A solution was made by dissolving 13.4 g of hydrated copper nitrate [Cu(NO3)2.3H20] in water and making it up to a volume of 250 mL. What is the concentration of NO3^-ions in the solution?
mol Cu(NO3)2.3H2O = grams/molar mass = ?
M = mols/L = ?mols/0.250 = ?
Then M NO3^- = twice that.
To find the concentration of NO3^- ions in the solution, we need to first calculate the number of moles of NO3^- ions present in the solution.

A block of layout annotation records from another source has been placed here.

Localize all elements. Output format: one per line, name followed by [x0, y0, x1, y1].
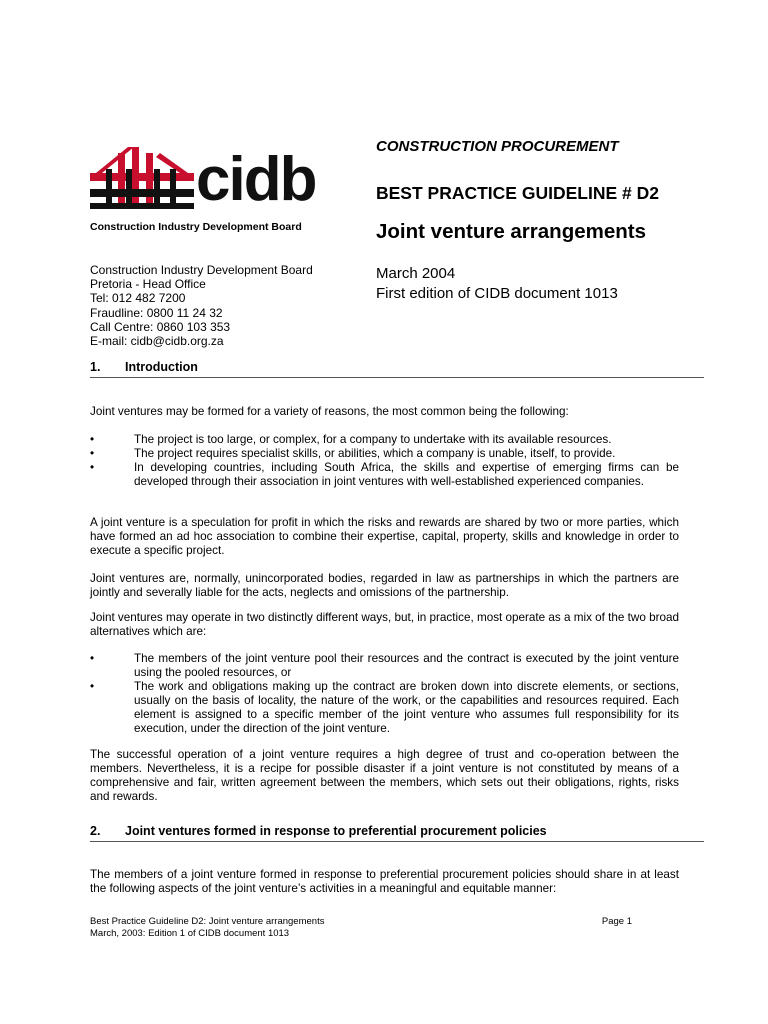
bullet-icon: •	[90, 433, 95, 446]
list-item-text: The project requires specialist skills, or abilities, which a company is unable, itself, to provide.	[134, 447, 616, 460]
list-item	[90, 652, 679, 680]
list-item-text: The members of the joint venture pool their resources and the contract is executed by the joint venture using the pooled resources, or	[134, 652, 679, 679]
reasons-list	[90, 433, 679, 489]
section-1-intro: Joint ventures may be formed for a variety of reasons, the most common being the following:	[90, 405, 569, 418]
cidb-logo	[88, 145, 328, 235]
footer-line-1: Best Practice Guideline D2: Joint venture arrangements	[90, 916, 325, 927]
paragraph-unincorporated: Joint ventures are, normally, unincorporated bodies, regarded in law as partnerships in which the partners are jointly and severally liable for the acts, neglects and omissions of the partnership.	[90, 572, 679, 599]
section-2-heading	[90, 824, 704, 842]
list-item-text: The project is too large, or complex, for a company to undertake with its available resources.	[134, 433, 612, 446]
footer-line-2: March, 2003: Edition 1 of CIDB document 1013	[90, 927, 290, 939]
cidb-emblem-icon	[88, 145, 198, 217]
paragraph-speculation: A joint venture is a speculation for profit in which the risks and rewards are shared by two or more parties, which have formed an ad hoc association to combine their expertise, capital, property, skills and knowledge in order to execute a specific project.	[90, 516, 679, 557]
list-item-text: The work and obligations making up the contract are broken down into discrete elements, or sections, usually on the basis of locality, the nature of the work, or the capabilities and resources required. Each element is assigned to a specific member of the joint venture who assumes full responsibility for its execution, under the direction of the joint venture.	[134, 680, 679, 735]
paragraph-success: The successful operation of a joint venture requires a high degree of trust and co-operation between the members. Nevertheless, it is a recipe for possible disaster if a joint venture is not constituted by means of a comprehensive and fair, written agreement between the members, which sets out their obligations, rights, risks and rewards.	[90, 748, 679, 803]
section-1-heading	[90, 360, 704, 378]
document-kicker: CONSTRUCTION PROCUREMENT	[376, 138, 619, 155]
page-number: Page 1	[601, 916, 632, 927]
list-item	[90, 433, 679, 447]
logo-subtitle: Construction Industry Development Board	[90, 221, 302, 233]
section-2-number: 2.	[90, 824, 101, 838]
section-2-title: Joint ventures formed in response to preferential procurement policies	[125, 824, 547, 838]
document-date: March 2004	[376, 265, 456, 282]
paragraph-members: The members of a joint venture formed in response to preferential procurement policies should share in at least the following aspects of the joint venture’s activities in a meaningful and equitable manner:	[90, 868, 679, 895]
bullet-icon: •	[90, 652, 95, 665]
contact-email[interactable]: E-mail: cidb@cidb.org.za	[90, 334, 224, 349]
list-item	[90, 461, 679, 489]
section-1-number: 1.	[90, 360, 101, 374]
list-item-text: In developing countries, including South Africa, the skills and expertise of emerging firms can be developed through their association in joint ventures with well-established experienced companies.	[134, 461, 679, 488]
contact-block	[90, 263, 313, 348]
contact-fraudline: Fraudline: 0800 11 24 32	[90, 305, 223, 320]
document-edition: First edition of CIDB document 1013	[376, 285, 618, 302]
page-footer	[90, 916, 632, 939]
guideline-number: BEST PRACTICE GUIDELINE # D2	[376, 183, 659, 203]
bullet-icon: •	[90, 461, 95, 474]
alternatives-list	[90, 652, 679, 736]
section-1-title: Introduction	[125, 360, 198, 374]
bullet-icon: •	[90, 447, 95, 460]
logo-wordmark: cidb	[196, 145, 316, 214]
contact-office: Pretoria - Head Office	[90, 277, 206, 292]
list-item	[90, 680, 679, 736]
paragraph-operate: Joint ventures may operate in two distinctly different ways, but, in practice, most operate as a mix of the two broad alternatives which are:	[90, 611, 679, 638]
contact-org: Construction Industry Development Board	[90, 263, 313, 277]
document-title: Joint venture arrangements	[376, 220, 646, 243]
bullet-icon: •	[90, 680, 95, 693]
contact-tel: Tel: 012 482 7200	[90, 291, 186, 306]
contact-callcentre: Call Centre: 0860 103 353	[90, 319, 231, 334]
list-item	[90, 447, 679, 461]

1. Calculate the molar mass of Cu(NO3)2.3H2O:
- Molar mass of Cu = 63.55 g/mol
- Molar mass of N = 14.01 g/mol
- Molar mass of O = 16.00 g/mol
- Molar mass of H = 1.01 g/mol
- Molar mass of H2O = (2 * 1.01 g/mol) + 16.00 g/mol = 18.02 g/mol
- Molar mass of Cu(NO3)2.3H2O = (63.55 g/mol) + (2 * (14.01 g/mol)) + (6 * (16.00 g/mol)) + (3 * (18.02 g/mol))
= 249.57 g/mol
2. Calculate the number of moles of Cu(NO3)2.3H2O:
- Moles of Cu(NO3)2.3H2O = Mass / Molar mass
= 13.4 g / 249.57 g/mol
≈ 0.0536 mol
3. Since 1 mole of Cu(NO3)2 dissociates into 2 moles of NO3^- ions, we need to multiply the number of moles of Cu(NO3)2.3H2O by 2 to get the moles of NO3^- ions:
- Moles of NO3^- ions = 2 * Moles of Cu(NO3)2.3H2O
= 2 * 0.0536 mol
= 0.1072 mol
4. Finally, calculate the concentration of NO3^- ions in the solution:
- Concentration (molarity) = Moles / Volume
= 0.1072 mol / 0.250 L
= 0.429 M
Therefore, the concentration of NO3^- ions in the solution is 0.429 M.